Rick Shaffer, Necessary Illusion

After a stint in the late 70s and early 80s, the bluesy duo The Reds faded into obscurity only to revive their garage rock/blues-laden career in 2007. A follow-up album came in 2009 and saw keyboardist Bruce Cohen release a solo album. Not to be outdone, Shaffer has released his own solo LP, Necessary Illusion–a 10-track DIY, distortion dynamo featuring Shaffer’s trade reverb blues guitar and throwback vocal delivery.

Title track “Necessary Illusion” gives you a snapshot of the album ethos… dirty, drone blues combined with tons of guitar fuzz and 60s garage elements. The “tin can-ish” percussion keeps the simple backing beat and allows the guitar wails and Shaffer’s hard luck vocal delivery to stand at the foreground. “Burnin’ Hell” opens to stomping percussion and Shaffer’s wailing tremolo and slide work. The fuzz is tuned down on this track but is laden with string bending (if not “string busting”) fills and intermittent bent backing howls and moans. “Shakin’ Hips” simply put is the dirtiest of dirty blues. The guitar sounds soaked in lament and turmoil. The lyrical content reeks of defeat and their delivery is downtrodden. The true mood-changer of the album, this track almost hurts.

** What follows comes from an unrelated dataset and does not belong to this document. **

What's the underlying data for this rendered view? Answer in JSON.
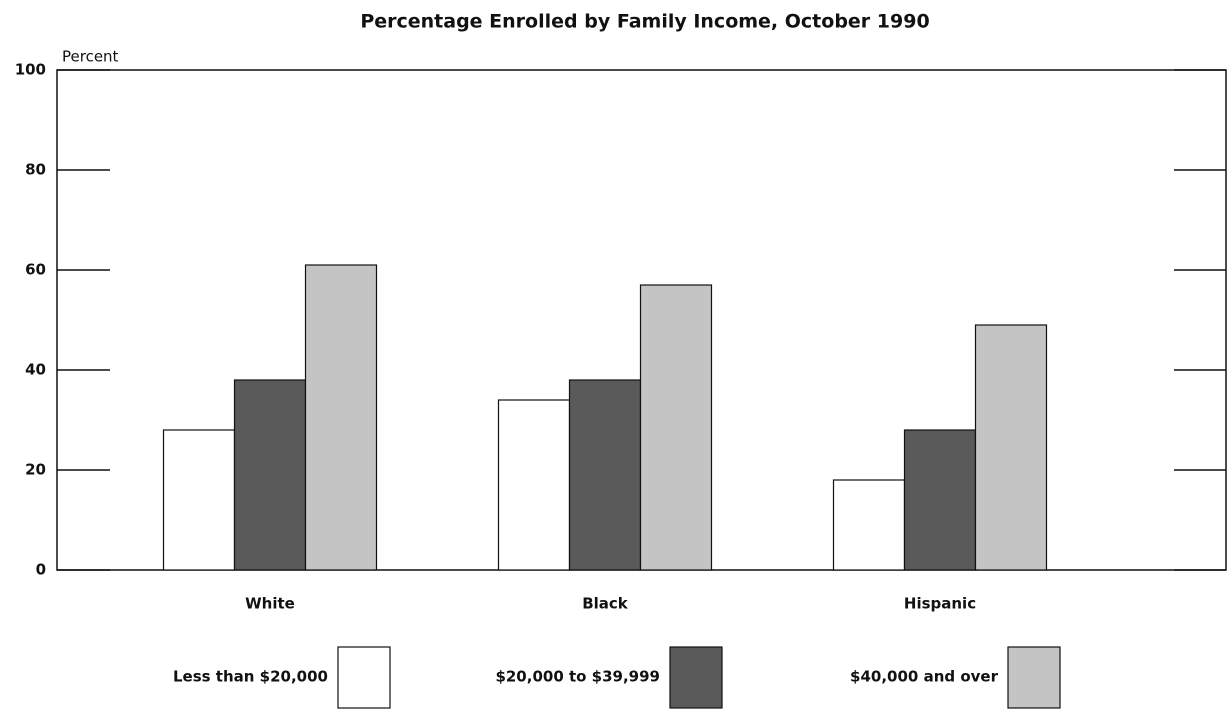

Forget everything you know about Jon Spencer and his Blues Explosion. This Rick Shaffer and his “Blues Annihilation” and he’s the real deal. A true product of the era, Shaffer combines 60s garage with the lowest of lowdown blues to achieve a sound that no one is pursuing. His guitar work is uncanny and sounds more like he’s conjuring demons from it, rather than playing it. So that being said, congratulations Rick, you just garnered the first 4.5 rating that this writer has ever given (EVER.) Buy it, listen on repeat and love the raw dirt of the sound is the only advice I can give. Because that’s what I intend to do.